Lesson
3.8 Add on blocks
Add on blocks are specialized components that enhance regular pipeline blocks with additional functionality without disrupting the main data flow. Unlike standard blocks that process and pass data between each other, add-on blocks attach to existing blocks to provide supplementary capabilities like conditional execution, error handling, and notifications. They operate independent of the primary data pipeline while responding to the execution state of their parent blocks. There are two types of add on blocks, Conditional blocks and Callback blocks.
Conditionals
Conditional blocks control whether their parent blocks execute based on dynamic criteria evaluated at runtime. A conditional block is associated with another block and determines if that block should run by evaluating specific conditions before execution begins.
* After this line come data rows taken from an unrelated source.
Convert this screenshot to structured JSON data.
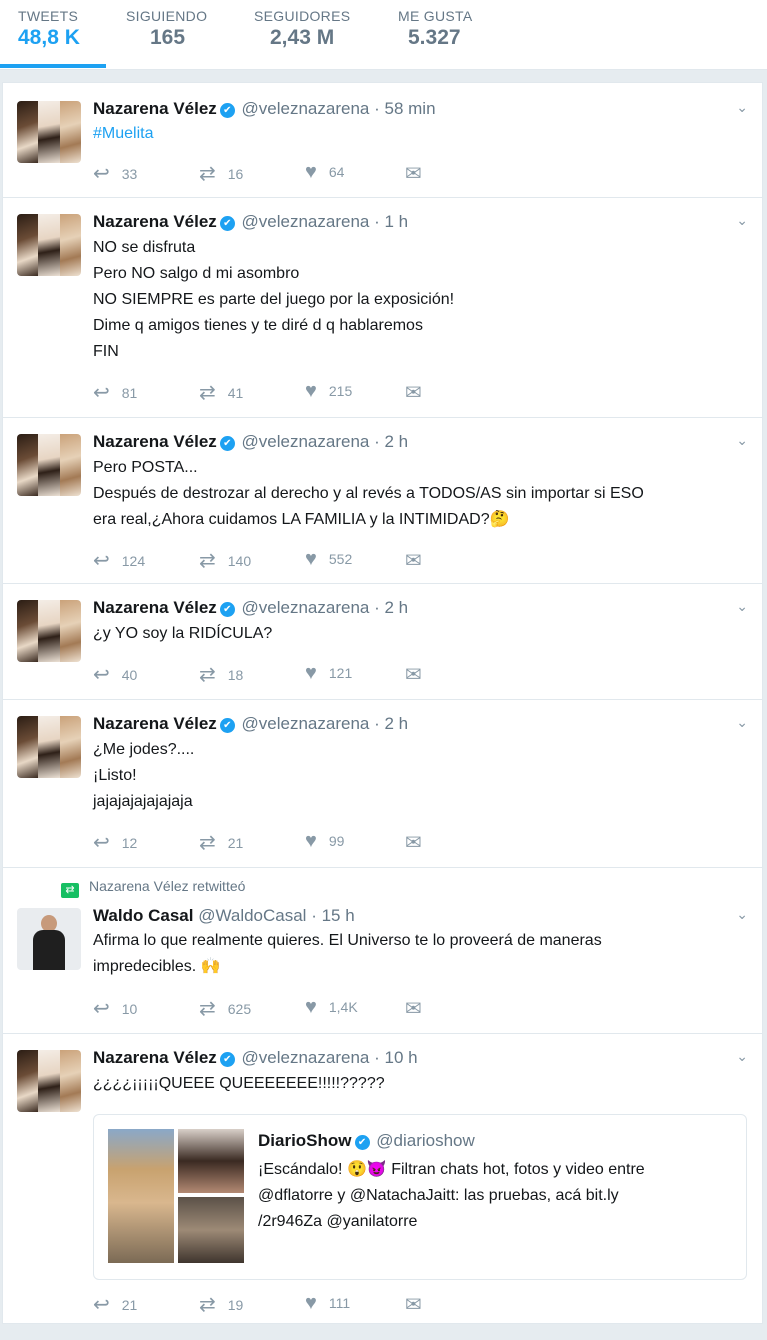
{
  "stats": [
    {
      "label": "TWEETS",
      "value": "48,8 K"
    },
    {
      "label": "SIGUIENDO",
      "value": "165"
    },
    {
      "label": "SEGUIDORES",
      "value": "2,43 M"
    },
    {
      "label": "ME GUSTA",
      "value": "5.327"
    }
  ],
  "tweets": [
    {
      "name": "Nazarena Vélez",
      "handle": "@veleznazarena",
      "time": "· 58 min",
      "hashtag": "#Muelita",
      "reply": "33",
      "retweet": "16",
      "like": "64"
    },
    {
      "name": "Nazarena Vélez",
      "handle": "@veleznazarena",
      "time": "· 1 h",
      "lines": [
        "NO se disfruta",
        "Pero NO salgo d mi asombro",
        "NO SIEMPRE es parte del juego por la exposición!",
        "Dime q amigos tienes y te diré d q hablaremos",
        "FIN"
      ],
      "reply": "81",
      "retweet": "41",
      "like": "215"
    },
    {
      "name": "Nazarena Vélez",
      "handle": "@veleznazarena",
      "time": "· 2 h",
      "lines": [
        "Pero POSTA...",
        "Después de destrozar al derecho y al revés a TODOS/AS sin importar si ESO",
        "era real,¿Ahora cuidamos LA FAMILIA y la INTIMIDAD?🤔"
      ],
      "reply": "124",
      "retweet": "140",
      "like": "552"
    },
    {
      "name": "Nazarena Vélez",
      "handle": "@veleznazarena",
      "time": "· 2 h",
      "lines": [
        "¿y YO soy la RIDÍCULA?"
      ],
      "reply": "40",
      "retweet": "18",
      "like": "121"
    },
    {
      "name": "Nazarena Vélez",
      "handle": "@veleznazarena",
      "time": "· 2 h",
      "lines": [
        "¿Me jodes?....",
        "¡Listo!",
        "jajajajajajajaja"
      ],
      "reply": "12",
      "retweet": "21",
      "like": "99"
    },
    {
      "retweeted_by": "Nazarena Vélez retwitteó",
      "name": "Waldo Casal",
      "handle": "@WaldoCasal",
      "time": "· 15 h",
      "lines": [
        "Afirma lo que realmente quieres. El Universo te lo proveerá de maneras",
        "impredecibles. 🙌"
      ],
      "reply": "10",
      "retweet": "625",
      "like": "1,4K"
    },
    {
      "name": "Nazarena Vélez",
      "handle": "@veleznazarena",
      "time": "· 10 h",
      "lines": [
        "¿¿¿¿¡¡¡¡¡QUEEE QUEEEEEEE!!!!!?????"
      ],
      "quote": {
        "name": "DiarioShow",
        "handle": "@diarioshow",
        "lines": [
          "¡Escándalo! 😲😈 Filtran chats hot, fotos y video entre",
          "@dflatorre y @NatachaJaitt: las pruebas, acá bit.ly",
          "/2r946Za @yanilatorre"
        ]
      },
      "reply": "21",
      "retweet": "19",
      "like": "111"
    }
  ],
  "icons": {
    "reply": "reply-icon",
    "retweet": "retweet-icon",
    "like": "heart-icon",
    "dm": "envelope-icon",
    "verified": "verified-badge-icon",
    "caret": "chevron-down-icon"
  },
  "colors": {
    "accent": "#1da1f2",
    "retweet_badge": "#17bf63",
    "muted": "#657786"
  }
}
Understanding conditional execution
When you attach a conditional block to a parent block, the conditional logic runs first. If the conditional block returns True
, the parent block executes normally. If it returns False
, the parent block is skipped entirely and its status is set to condition_failed
. This creates intelligent pipeline flows that adapt based on data characteristics, external factors, or business rules.

Callbacks
A callback block is associated to another block. When the parent block succeeds or fails, the callback block functions are executed. Callbacks provide a powerful mechanism for implementing side effects, notifications, and cleanup operations that should occur based on pipeline execution results.
Understanding callback execution
Callbacks respond to the success or failure of their parent blocks, enabling you to implement sophisticated error handling, monitoring, and notification strategies. This reactive pattern ensures your data engineering team stays informed about pipeline health and can respond quickly to issues.
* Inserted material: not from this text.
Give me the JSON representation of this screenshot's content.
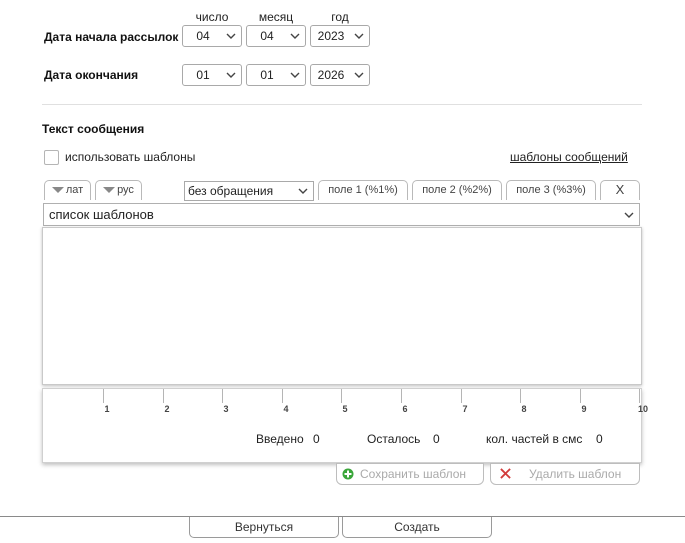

You can have as many functions in a callback block as you want. Use @callback or @callback('success') to decorate a function that should only run when the parent block successfully completes.
Practical callback applications
Monitoring and alerting: Send notifications to Slack, email, or monitoring systems when pipelines succeed or fail.
Data quality reporting: Generate and distribute data quality reports after transformation blocks complete.
Cleanup operations: Remove temporary files, close connections, or release resources after processing.
Audit logging: Record pipeline execution details for compliance and debugging purposes.
External system coordination: Trigger downstream processes or update external dashboards based on pipeline results.

Conclusion
Add-on blocks extend Mage's core functionality by providing conditional execution and reactive capabilities that make pipelines more intelligent and resilient. Conditional blocks enable dynamic pipeline behavior that responds to real-world conditions, while callbacks ensure proper handling of execution outcomes. Together, these add-on blocks transform static data processing sequences into adaptive workflows that can handle complex business requirements and operational scenarios without manual intervention.